Among those over 60, the death rate has been around 10 percent, approaching 15 percent for those over 80. The average age of the U.S. Senate is 61.8, and of the House, 57.8. Donald Trump is 73, Nancy Pelosi 79. It’s safe to say we can expect Washington to go all in to stop this disease.

But at this point there seems to be no stopping it, only alleviating the impacts. There are many folks out there who have it and don’t know it according to the CDC—the symptoms can be very minor for many, but they are still contagious.I’m not a doctor, and don’t play one on TV. But what the doctors—including my own son–are telling us is that the goal is to lower the rate of spread, which will mean that those who do get a serious infection will have a bed in the intensive care unit and a ventilator available if needed. A rapid spread, on the other hand, could make things difficult for all. Hospitals could be overwhelmed, as they apparently have been this week in Italy.

The fishing industry is doing the right thing. Over the past week I’ve had literally dozens of event cancellations come in to the Fishing Wire for posting, including some from nearly every state, and ranging in size from small regional game and fish meetings to massive boat shows that would normally generate millions of dollars for the industry. My friends in the guide business say business has fallen off a cliff.

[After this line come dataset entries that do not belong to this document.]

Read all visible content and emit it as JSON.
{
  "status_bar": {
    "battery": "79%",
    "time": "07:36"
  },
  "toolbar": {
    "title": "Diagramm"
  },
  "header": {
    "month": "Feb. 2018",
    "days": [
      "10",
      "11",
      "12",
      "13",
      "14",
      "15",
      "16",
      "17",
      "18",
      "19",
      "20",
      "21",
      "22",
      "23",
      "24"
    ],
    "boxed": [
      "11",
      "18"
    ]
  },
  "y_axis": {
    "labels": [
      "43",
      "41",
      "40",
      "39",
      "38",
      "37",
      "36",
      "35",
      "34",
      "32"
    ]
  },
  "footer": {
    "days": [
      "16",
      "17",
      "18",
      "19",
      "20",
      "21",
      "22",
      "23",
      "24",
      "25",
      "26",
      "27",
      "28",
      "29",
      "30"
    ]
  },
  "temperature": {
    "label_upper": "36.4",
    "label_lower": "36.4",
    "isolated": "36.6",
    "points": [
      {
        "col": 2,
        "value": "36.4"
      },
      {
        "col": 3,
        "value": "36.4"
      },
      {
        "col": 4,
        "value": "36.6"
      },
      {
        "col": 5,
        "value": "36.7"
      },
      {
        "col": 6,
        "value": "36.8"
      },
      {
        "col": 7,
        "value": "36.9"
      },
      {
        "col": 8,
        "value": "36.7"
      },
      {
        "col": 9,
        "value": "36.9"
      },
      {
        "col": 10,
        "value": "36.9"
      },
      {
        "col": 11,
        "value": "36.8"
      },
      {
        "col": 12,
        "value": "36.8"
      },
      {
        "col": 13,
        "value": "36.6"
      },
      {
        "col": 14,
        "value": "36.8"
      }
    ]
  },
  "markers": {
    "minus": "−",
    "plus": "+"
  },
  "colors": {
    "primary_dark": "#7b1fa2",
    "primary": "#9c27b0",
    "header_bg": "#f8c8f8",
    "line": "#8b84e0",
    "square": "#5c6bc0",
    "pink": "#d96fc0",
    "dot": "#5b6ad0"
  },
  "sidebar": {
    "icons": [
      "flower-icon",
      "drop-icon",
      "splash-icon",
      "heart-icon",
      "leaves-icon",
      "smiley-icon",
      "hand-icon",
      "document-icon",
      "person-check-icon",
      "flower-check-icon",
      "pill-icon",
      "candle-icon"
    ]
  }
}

While we’re all hoping this will subside in a couple of months and business will return to normal, if it does not, jobs at all levels will be affected, as well as the businesses that provide those jobs. Supply issues from China may also become huge if the current reduction in cases there proves short-lived—most tackle, lures and accessories used worldwide are made in China. To say nothing of our 401-K’s—don’t remind me.

In the meantime—one of the best things we can probably do is go fishing. Angling is a sport of low human density, lots of fresh air and plenty of sunshine, all of which give us the best shot at staying healthy. The same might be true for spring turkey hunting, hiking or camping. Getting outdoors also helps us reduce stress, something most of us can use right now.

Of course, for those at highest risk, the best advice is simply to stay home, period.It’s going to be a rocky few months, any way we slice it. Many of the conveniences and daily routines all of us expect as Americans may temporarily go by the wayside. (Like toilet paper on the Walmart shelf . . . .!)

But we’ll get through it. And we’ll come out the other side much better prepared to deal with the next of these bugs, highly likely somewhere on the horizon in this age of global travel and commerce, but hopefully many years in the future.